AVP-SLAM Late Fusion: Mapping and Localization using Semantic Road Marking with Centimeter-level Accuracy in Indoor Parking Lots

August 2020

tl;dr: SLAM in parking lot with road markings.

Overall impression

This work is almost exactly the same similar to AVP-SLAM. Both use road marking for mapping and localization in parking lot. Both processes 4 synchronized (or almost synchronized) fisheye images into a stitched surround view.

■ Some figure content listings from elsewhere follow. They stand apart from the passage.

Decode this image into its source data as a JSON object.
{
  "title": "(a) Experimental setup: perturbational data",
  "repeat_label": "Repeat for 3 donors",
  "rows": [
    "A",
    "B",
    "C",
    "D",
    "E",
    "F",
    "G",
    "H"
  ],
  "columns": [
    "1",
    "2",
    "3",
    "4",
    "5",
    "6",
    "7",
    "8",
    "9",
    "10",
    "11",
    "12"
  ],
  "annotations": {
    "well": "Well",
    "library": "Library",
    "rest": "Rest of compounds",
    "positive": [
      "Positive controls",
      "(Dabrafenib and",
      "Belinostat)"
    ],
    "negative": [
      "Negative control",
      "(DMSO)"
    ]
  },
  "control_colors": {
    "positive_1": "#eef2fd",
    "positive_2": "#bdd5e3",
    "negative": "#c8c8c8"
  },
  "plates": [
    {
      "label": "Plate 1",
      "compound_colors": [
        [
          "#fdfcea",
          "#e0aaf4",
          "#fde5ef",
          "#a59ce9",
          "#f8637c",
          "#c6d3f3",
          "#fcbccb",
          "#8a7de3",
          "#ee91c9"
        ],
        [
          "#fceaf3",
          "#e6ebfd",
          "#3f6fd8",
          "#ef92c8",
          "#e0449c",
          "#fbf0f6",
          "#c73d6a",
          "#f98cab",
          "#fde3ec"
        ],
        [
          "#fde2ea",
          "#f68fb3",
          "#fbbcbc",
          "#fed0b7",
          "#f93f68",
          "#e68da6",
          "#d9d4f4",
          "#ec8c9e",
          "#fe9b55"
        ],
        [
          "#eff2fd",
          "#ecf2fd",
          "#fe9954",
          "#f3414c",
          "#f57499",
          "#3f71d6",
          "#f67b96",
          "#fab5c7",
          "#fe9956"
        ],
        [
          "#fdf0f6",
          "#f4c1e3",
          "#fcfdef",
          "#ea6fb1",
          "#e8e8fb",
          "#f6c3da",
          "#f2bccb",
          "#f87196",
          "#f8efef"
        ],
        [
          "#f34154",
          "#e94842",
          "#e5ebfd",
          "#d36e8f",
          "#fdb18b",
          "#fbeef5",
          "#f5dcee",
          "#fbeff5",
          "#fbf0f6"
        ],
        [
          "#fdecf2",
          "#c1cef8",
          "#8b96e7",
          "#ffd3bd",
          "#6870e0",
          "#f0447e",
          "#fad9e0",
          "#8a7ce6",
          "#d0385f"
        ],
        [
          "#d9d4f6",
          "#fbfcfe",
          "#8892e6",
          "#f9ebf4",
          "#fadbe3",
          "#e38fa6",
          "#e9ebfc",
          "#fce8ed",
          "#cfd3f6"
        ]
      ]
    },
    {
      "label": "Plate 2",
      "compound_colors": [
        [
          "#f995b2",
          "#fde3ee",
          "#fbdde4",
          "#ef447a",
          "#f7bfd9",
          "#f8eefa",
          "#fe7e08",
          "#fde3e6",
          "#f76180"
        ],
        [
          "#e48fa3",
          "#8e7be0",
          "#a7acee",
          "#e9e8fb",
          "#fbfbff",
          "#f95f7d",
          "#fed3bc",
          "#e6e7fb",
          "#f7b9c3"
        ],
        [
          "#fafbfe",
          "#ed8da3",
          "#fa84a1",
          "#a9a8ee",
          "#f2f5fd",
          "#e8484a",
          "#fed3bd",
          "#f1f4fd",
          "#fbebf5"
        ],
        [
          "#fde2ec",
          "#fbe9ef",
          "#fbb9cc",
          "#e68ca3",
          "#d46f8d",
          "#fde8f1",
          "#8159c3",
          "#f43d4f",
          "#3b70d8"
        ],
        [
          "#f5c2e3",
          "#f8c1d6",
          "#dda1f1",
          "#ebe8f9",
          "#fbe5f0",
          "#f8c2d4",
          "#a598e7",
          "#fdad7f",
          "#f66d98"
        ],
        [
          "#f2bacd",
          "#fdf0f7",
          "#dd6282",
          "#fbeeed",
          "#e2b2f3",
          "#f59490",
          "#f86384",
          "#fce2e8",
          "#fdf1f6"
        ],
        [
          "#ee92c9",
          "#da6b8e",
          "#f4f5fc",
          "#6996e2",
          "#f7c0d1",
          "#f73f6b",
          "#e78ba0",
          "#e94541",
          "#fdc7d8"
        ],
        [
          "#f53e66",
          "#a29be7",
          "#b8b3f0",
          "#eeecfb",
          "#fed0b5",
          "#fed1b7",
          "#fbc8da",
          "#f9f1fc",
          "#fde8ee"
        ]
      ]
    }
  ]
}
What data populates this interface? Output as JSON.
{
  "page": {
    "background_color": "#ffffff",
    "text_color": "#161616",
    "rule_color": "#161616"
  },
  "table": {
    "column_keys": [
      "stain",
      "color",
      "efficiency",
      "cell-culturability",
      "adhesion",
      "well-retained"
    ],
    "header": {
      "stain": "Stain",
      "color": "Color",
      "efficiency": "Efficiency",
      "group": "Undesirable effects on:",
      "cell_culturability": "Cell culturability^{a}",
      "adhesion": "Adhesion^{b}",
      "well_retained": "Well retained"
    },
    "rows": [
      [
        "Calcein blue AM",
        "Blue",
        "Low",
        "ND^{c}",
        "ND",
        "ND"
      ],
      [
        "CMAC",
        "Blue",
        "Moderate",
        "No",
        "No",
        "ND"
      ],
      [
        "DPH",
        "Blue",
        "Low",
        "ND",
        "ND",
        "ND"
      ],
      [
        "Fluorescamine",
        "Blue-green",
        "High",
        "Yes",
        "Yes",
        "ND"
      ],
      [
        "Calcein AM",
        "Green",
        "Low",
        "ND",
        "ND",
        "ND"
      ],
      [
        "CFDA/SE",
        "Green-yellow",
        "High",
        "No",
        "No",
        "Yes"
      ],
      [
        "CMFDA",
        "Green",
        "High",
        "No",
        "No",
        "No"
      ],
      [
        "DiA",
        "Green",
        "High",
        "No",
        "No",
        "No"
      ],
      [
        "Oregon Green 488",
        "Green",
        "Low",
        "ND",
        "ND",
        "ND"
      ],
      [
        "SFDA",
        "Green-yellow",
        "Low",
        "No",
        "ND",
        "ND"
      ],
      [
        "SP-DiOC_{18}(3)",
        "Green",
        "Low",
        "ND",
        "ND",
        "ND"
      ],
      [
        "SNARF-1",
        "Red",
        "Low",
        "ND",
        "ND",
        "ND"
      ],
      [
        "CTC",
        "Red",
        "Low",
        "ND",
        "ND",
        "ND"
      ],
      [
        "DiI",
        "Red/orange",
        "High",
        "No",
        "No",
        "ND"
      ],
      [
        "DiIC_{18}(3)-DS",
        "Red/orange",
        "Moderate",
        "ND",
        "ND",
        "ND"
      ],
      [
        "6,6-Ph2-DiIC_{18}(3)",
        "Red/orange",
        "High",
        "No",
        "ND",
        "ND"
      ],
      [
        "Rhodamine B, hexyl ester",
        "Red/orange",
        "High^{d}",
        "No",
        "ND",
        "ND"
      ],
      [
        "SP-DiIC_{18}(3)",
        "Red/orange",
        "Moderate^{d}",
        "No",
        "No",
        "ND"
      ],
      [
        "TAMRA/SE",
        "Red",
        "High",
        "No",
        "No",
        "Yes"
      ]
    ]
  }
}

However it is different from AVP-SLAM in that it proposes to do semantic segmentation in the fisheye images first, perform IPM, and then do motion compensation to stitch the semantic point cloud.

Key ideas

Accumulating all the points in the semantic map is problematic, first due to map size, second due to errors in single image results.
Single frame point cloud inevitably has some errors in semantic segmentation, and a semantic point cloud fusion step is used to fuse the single frame semantic point cloud into a coherent map. –> This is not explicitly mentioned in AVP-SLAM but most likely is done as well.
Loop closure with ORB-features and also semantic point cloud features.
Global initialization is done with tracking multiple candidates until converges. –> Maybe we can also use GNSS or parking lot entrance for initialization.

Technical details

To keep point cloud registration algorithm runs at constant time, random discarding of semantic points is needed. –> This is perhaps not needed when only keypoints are extracted instead of a dense semantic segmentation.
7 semantic classes are labeled: white line, zebra crosswalk, arrow, speed bump, yellow line, others.
Evaluation of localization:
- repeatability is more important than absolute accuracy. (Or, we care more about localization error than mapping error, per AVP-SLAM.)
- Localization trajectories are aligned with reference trajectory (during mapping) and calculate trajectory error.5

Notes

Image stitching or semantic point cloud stitching? Image stitching perhaps will be more useful as it can formulate the data bases if more types of semantic labels are needed. It also decouples the dependency of onboard model performance with offline map generation.